A β-glucosidase gene (bsbgl1a) from Bacillus sp. CGMCC 1.16541 was expressed in Escherichia coli BL21 and subsequently characterized. The amino acid sequence shared 83.64% identity with β-glucosidase (WP_066390903.1) from Fictibacillus phosphorivorans. The recombinant β-glucosidase (BsBgl1A) had a molecular weight of 52.2 kDa and could hydrolyze cellobiose, cellotriose, cellotetrose, p-nitrophenyl-β-d-glucopyranoside (pNPG), and p-nitrophenyl-β-d-xylopyranoside (pNPX). Optimal activity for BsBgl1A was recorded at 45 °C with a pH between 5.6 and 7.6, and 100% of its activity was maintained after a 24 h incubation between pH 4 and 9. Kinetic characterization revealed an enzymatic turnover (Kcat) of 616 ± 2 s⁻¹ (with cellobiose) and 3.5 ± 0.1 s⁻¹ (with p-nitrophenyl-β-d-glucopyranoside). Interestingly, the recombinant enzyme showed cupric ion (Cu²⁺), sodium dodecyl sulfate (SDS) and alcohol tolerance at 10 mM for Cu²⁺ and 10% for both SDS and alcohol. Additionally, BsBgl1A had high tolerance for glucose (Ki = 2095 mM), which is an extremely desirable feature for industrial applications. Following the addition of BsBgl1A (0.05 mg/ml) to a commercial cellulase reaction system, glucose yields from sugarcane bagasse increased 100% after 1 day at 45 °C. This work identifies a Cu²⁺, SDS, alcohol, and glucose tolerant GH1 β-glucosidase with potential applications in the hydrolysis of cellulose for the bioenergy industry.
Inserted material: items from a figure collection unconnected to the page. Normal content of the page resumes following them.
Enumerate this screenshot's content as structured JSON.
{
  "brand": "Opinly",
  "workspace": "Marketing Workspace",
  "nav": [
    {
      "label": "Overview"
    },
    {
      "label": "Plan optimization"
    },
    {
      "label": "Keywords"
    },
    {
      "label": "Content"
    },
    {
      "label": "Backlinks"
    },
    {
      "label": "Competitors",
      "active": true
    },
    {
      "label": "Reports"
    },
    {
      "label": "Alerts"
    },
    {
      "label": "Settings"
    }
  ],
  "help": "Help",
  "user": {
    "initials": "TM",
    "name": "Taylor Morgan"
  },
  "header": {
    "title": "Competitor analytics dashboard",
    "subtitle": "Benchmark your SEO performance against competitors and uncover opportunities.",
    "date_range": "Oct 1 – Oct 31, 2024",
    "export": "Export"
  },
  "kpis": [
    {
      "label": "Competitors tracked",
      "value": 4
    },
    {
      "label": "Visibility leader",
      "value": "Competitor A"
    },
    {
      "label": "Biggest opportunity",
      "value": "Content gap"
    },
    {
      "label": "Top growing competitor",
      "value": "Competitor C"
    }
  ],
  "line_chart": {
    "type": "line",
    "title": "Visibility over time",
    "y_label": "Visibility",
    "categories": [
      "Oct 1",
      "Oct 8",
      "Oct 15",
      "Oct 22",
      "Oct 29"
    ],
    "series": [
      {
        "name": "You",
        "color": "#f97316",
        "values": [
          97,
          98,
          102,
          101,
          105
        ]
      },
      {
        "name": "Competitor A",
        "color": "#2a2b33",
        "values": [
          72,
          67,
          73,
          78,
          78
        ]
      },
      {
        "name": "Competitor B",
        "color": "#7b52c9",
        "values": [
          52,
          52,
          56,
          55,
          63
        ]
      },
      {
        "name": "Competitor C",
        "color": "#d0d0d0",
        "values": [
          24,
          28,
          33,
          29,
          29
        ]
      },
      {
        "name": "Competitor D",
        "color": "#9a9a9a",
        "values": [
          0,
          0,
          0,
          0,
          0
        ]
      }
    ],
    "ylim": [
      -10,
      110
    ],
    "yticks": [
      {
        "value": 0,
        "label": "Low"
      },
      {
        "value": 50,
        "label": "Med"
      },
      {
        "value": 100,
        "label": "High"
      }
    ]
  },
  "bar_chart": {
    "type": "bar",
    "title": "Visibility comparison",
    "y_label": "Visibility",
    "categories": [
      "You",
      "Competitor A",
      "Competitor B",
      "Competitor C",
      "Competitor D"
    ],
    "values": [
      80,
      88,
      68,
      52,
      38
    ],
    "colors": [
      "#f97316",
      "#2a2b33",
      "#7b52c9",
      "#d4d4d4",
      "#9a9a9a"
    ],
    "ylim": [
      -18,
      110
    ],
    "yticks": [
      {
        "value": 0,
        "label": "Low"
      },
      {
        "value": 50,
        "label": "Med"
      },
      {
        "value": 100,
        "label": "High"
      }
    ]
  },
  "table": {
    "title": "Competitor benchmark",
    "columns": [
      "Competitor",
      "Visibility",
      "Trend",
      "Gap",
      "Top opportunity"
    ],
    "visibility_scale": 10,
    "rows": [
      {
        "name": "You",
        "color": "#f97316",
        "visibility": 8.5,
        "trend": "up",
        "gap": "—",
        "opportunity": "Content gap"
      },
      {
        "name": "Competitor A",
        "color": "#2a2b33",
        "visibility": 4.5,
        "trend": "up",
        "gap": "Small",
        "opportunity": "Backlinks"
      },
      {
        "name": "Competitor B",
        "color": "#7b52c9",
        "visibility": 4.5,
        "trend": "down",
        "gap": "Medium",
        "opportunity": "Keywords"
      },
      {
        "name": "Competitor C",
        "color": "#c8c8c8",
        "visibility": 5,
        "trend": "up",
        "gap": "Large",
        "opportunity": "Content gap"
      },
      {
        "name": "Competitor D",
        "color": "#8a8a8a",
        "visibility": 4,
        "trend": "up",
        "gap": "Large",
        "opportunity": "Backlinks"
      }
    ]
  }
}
来自芽孢杆菌属的β-葡萄糖苷酶基因（bsbgl1a）。CGMCC 1.16541在大肠杆菌BL21中表达，并随后进行了表征。该氨基酸序列与来自磷光杆菌的β-葡糖苷酶（WP_066390903.1）具有83.64％的同一性。重组β葡糖苷酶（BsBgl1A）具有52.2 kDa的分子量，并可以水解纤维二糖，纤维三糖，cellotetrose，对硝基苯基β- d吡喃葡萄糖苷（p NPG），和对硝基苯基β- d -xylopyranoside（pNPX）。BsBgl1A的最佳活性记录在45°C，pH在5.6和7.6之间，并且在pH 4和9之间孵育24小时后，其BsBgl1A的活性保持了100％。动力学表征显示酶转化率（Kcat）为616±2 s ^-1（具有纤维二糖）和3.5±0.1 s ^-1（具有对硝基苯基-β - d-吡喃葡萄糖苷）。有趣的是，该重组酶表现出的铜离子（铜²⁺），十二烷基硫酸钠（SDS）和酒精耐受性以10mM对Cu ²⁺SDS和酒精含量均为10％。此外，BsBgl1A对葡萄糖具有很高的耐受性（Ki = 2095 mM），这是工业应用中极为需要的功能。向商业纤维素酶反应系统中添加BsBgl1A（0.05 mg / ml）之后，在45°C下放置1天后，甘蔗渣中的葡萄糖产率提高了100％。这项工作确定了Cu 2 ⁺，SDS，酒精和葡萄糖耐性GH1β-葡萄糖苷酶在生物能源行业纤维素水解中的潜在应用。